Olga looked utterly bewildered.

‘Ribands?' she asked. ‘Things in hats.'

Lucia gave a bright laugh.

‘Stupid of me not to explain, dear,' she said. ‘How could you know? Building developments: dreadful hideous dwellings along the sweet country roads leading into Tilling. Red-brick villas instead of hedges of hawthorn and eglantine. It seems such desecration.'

Georgie sighed. Lucia had already told him what she meant to say to her Council on Monday afternoon, and would assuredly tell him what she had said on Monday evening.

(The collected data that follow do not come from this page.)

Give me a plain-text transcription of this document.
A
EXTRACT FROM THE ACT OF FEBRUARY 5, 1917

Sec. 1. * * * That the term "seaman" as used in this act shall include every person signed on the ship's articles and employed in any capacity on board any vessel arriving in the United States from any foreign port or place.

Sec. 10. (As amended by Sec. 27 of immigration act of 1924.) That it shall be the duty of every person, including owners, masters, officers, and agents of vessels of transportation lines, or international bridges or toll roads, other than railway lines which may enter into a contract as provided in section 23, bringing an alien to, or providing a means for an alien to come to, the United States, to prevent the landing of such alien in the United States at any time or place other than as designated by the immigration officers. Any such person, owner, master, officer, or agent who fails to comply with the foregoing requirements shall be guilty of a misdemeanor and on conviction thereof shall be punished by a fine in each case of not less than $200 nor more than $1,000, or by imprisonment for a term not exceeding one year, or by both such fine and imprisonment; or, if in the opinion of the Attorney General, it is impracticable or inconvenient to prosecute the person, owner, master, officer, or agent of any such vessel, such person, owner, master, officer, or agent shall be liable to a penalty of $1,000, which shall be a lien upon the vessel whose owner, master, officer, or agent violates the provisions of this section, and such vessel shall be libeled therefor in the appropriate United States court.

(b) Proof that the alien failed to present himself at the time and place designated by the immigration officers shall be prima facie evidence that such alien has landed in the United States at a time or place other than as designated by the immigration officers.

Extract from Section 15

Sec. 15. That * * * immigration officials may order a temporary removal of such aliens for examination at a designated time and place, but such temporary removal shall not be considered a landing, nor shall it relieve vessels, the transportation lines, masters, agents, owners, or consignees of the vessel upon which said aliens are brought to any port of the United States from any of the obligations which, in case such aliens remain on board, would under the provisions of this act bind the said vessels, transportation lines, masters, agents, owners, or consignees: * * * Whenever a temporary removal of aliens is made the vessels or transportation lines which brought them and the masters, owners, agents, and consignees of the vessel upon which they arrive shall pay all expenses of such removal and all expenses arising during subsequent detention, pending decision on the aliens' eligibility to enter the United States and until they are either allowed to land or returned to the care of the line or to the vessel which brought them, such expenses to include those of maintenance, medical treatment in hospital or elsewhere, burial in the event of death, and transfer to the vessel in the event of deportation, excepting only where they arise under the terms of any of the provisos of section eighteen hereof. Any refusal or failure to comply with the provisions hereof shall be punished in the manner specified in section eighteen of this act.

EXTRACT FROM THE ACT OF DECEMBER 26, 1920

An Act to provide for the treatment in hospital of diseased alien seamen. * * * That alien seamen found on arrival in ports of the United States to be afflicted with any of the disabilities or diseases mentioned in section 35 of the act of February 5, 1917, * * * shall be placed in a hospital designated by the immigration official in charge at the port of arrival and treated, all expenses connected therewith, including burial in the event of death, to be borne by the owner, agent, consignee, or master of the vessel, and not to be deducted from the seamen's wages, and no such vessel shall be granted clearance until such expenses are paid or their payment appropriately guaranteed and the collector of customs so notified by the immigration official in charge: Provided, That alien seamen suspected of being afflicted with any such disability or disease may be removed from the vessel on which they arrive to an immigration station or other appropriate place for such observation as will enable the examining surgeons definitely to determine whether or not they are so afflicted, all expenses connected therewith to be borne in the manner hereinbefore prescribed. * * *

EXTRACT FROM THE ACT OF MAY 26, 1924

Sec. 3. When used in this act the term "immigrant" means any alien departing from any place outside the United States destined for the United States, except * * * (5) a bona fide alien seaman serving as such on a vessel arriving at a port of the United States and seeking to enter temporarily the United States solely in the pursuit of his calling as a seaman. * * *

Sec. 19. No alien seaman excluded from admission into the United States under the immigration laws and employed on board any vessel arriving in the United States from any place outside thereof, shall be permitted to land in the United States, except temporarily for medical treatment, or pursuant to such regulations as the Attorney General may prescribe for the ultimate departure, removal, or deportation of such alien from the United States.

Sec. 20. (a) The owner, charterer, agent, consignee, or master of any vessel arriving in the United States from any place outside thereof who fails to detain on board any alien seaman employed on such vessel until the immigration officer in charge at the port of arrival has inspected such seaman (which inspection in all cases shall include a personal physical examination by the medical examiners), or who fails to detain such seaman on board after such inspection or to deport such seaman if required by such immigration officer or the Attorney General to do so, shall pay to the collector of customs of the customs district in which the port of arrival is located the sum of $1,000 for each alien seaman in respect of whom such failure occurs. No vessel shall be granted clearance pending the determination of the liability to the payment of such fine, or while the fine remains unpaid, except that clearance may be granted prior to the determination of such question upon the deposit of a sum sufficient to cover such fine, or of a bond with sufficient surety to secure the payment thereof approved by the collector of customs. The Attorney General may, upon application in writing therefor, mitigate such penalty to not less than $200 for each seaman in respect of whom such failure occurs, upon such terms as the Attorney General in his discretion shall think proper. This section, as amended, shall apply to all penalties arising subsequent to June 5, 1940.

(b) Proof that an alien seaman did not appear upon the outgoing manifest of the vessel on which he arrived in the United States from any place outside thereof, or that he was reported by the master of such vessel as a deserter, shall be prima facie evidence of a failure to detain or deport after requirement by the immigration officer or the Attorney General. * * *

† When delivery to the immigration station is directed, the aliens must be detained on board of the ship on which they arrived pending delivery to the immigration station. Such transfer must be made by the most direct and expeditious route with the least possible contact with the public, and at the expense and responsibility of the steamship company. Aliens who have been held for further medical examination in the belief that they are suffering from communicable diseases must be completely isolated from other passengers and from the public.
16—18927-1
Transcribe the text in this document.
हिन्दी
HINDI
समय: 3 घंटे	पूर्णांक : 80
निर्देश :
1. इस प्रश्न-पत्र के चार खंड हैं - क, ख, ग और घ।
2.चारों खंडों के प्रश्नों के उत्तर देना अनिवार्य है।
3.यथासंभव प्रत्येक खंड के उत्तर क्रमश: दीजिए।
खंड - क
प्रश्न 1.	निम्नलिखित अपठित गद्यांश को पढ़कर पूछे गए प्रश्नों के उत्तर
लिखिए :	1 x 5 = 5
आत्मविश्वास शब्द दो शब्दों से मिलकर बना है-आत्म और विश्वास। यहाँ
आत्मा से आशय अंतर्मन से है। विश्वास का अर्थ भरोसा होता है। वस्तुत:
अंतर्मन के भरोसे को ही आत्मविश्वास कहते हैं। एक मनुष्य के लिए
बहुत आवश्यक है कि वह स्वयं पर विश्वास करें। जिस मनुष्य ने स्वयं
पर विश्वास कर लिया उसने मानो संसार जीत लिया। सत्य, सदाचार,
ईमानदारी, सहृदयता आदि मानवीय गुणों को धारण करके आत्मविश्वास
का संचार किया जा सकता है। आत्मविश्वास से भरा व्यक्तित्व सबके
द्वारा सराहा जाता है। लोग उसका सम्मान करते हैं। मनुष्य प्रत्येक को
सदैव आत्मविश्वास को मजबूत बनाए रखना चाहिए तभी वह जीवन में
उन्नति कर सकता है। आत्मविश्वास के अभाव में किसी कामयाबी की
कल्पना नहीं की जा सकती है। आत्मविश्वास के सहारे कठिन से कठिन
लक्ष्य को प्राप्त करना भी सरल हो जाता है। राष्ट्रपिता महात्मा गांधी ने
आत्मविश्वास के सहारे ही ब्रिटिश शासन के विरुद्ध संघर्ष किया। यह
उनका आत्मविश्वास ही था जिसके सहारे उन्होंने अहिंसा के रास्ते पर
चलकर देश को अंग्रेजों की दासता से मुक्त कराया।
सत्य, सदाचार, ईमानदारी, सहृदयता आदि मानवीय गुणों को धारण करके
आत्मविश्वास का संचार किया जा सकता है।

‘Caterpillars!' she cried with a sudden inspiration. ‘I shall compare those lines of houses to caterpillars, hungry red caterpillars wriggling out across the marsh and devouring its verdant loveliness. A vivid metaphor like that is needed. But I know, dear Olga, that nothing I say to you will go any further. My Councillors have a right to know my views before anybody else.'

‘My lips are sealed,' said Olga.

‘And yet we must build these new houses,' said the Mayor, putting both her elbows on the table and disregarding her plate of chicken. ‘We must abolish the slums in Tilling, and that means building on the roads outside. Such a multiplicity of conflicting interests.'

‘I suppose the work is tremendous,' said Olga.

‘Yes, I think we might call it tremendous, mightn't we, Georgie?' asked Lucia.